The lawsuit has tenant advocates like Erin Willoughby of Atlanta Legal Aid worried about the increasing use of trespass laws, which can force people to vacate a property within days. Eviction court, meanwhile, is expected to last several weeks.
The case also highlights the ongoing uncertainty over the status of families who are forced to live in long-stay hotels for months or years as they try to qualify for a house or apartment. The Southern Poverty Law Center estimates that at least 30,000 people in the Atlanta area could be in this situation.
Willoughby said these families have no home outside of their motel room.
“You get mail there. They have their facility there. Their children will be picked up from school there,” she said. “And did these people become tenants?”
That question recently made its way to the Georgia Supreme Court following a lawsuit against a DeKalb County motel. But the judges didn't give a simple answer.
The 2023 ruling said courts should evaluate the rights of motel guests on a case-by-case basis and apply a complicated legal framework that attempts to determine the intentions of the owner and the person staying at the property.

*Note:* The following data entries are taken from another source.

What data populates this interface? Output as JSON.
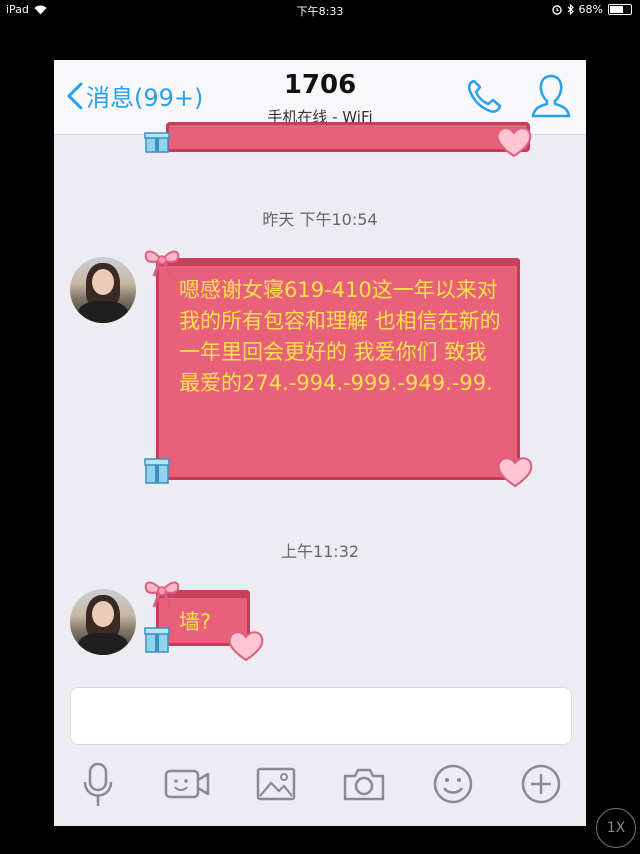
{
  "status_bar": {
    "device": "iPad",
    "time": "下午8:33",
    "battery": "68%"
  },
  "header": {
    "back_label": "消息(99+)",
    "title": "1706",
    "subtitle": "手机在线 - WiFi"
  },
  "messages": [
    {
      "timestamp": "昨天 下午10:54",
      "text": "嗯感谢女寝619-410这一年以来对我的所有包容和理解 也相信在新的一年里回会更好的 我爱你们 致我最爱的274.-994.-999.-949.-99."
    },
    {
      "timestamp": "上午11:32",
      "text": "墙?"
    }
  ],
  "toolbar": {
    "icons": [
      "microphone-icon",
      "video-call-icon",
      "image-icon",
      "camera-icon",
      "emoji-icon",
      "plus-icon"
    ]
  },
  "overlay": {
    "zoom_label": "1X"
  },
  "colors": {
    "accent": "#27a0ee",
    "bubble_fill": "#e8607a",
    "bubble_text": "#ffe34a"
  }
}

Attorney Samuel Mullman, who is representing S&A Suites in the current lawsuit, would not explain why the motel's long-term residents are guests under this framework, saying it would go into the details of the ongoing litigation.

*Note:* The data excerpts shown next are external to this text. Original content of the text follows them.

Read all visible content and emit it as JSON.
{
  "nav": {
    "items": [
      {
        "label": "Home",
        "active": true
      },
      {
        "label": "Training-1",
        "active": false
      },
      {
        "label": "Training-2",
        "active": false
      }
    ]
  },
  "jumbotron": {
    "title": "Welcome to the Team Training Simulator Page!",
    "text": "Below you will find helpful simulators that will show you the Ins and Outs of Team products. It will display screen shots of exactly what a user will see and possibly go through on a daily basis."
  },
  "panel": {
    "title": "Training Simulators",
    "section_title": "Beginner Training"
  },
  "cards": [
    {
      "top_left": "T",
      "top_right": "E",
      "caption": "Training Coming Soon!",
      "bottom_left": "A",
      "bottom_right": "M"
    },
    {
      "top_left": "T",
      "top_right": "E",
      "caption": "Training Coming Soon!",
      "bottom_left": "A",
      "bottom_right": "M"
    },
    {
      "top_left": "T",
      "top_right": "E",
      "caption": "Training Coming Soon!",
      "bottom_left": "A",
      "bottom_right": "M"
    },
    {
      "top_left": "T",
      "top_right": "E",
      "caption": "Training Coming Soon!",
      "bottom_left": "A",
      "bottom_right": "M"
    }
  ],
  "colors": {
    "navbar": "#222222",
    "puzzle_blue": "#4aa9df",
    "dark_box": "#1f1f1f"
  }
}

However, he said it is not a sheriff's job to decide whether people at a motel are tenants, guests or squatters. That's a judge's job, he said.
To enforce the squatter law, the sheriff simply needs to file an affidavit from the owner, he said. If the resident can prove that they have the right to stay in the property, they can take the matter to court.
“The sheriff must never unilaterally decide which laws he or she wants to enforce on any given day,” Mullman said.
The family whose situation sparked the lawsuit has since left the motel, which has also changed its name to Live In Lodge. Banks said she was able to move into a home with her family.
She's happy to be gone.
She said managers continually charged her with fines for minor infractions, such as allowing her son to play outside even though she was present. After the payment issue, Banks said things only got worse. While the owner denies this, Banks said motel staff acted without the sheriff's help and removed her family's belongings from her room.
“It was nothing but problems,” she said.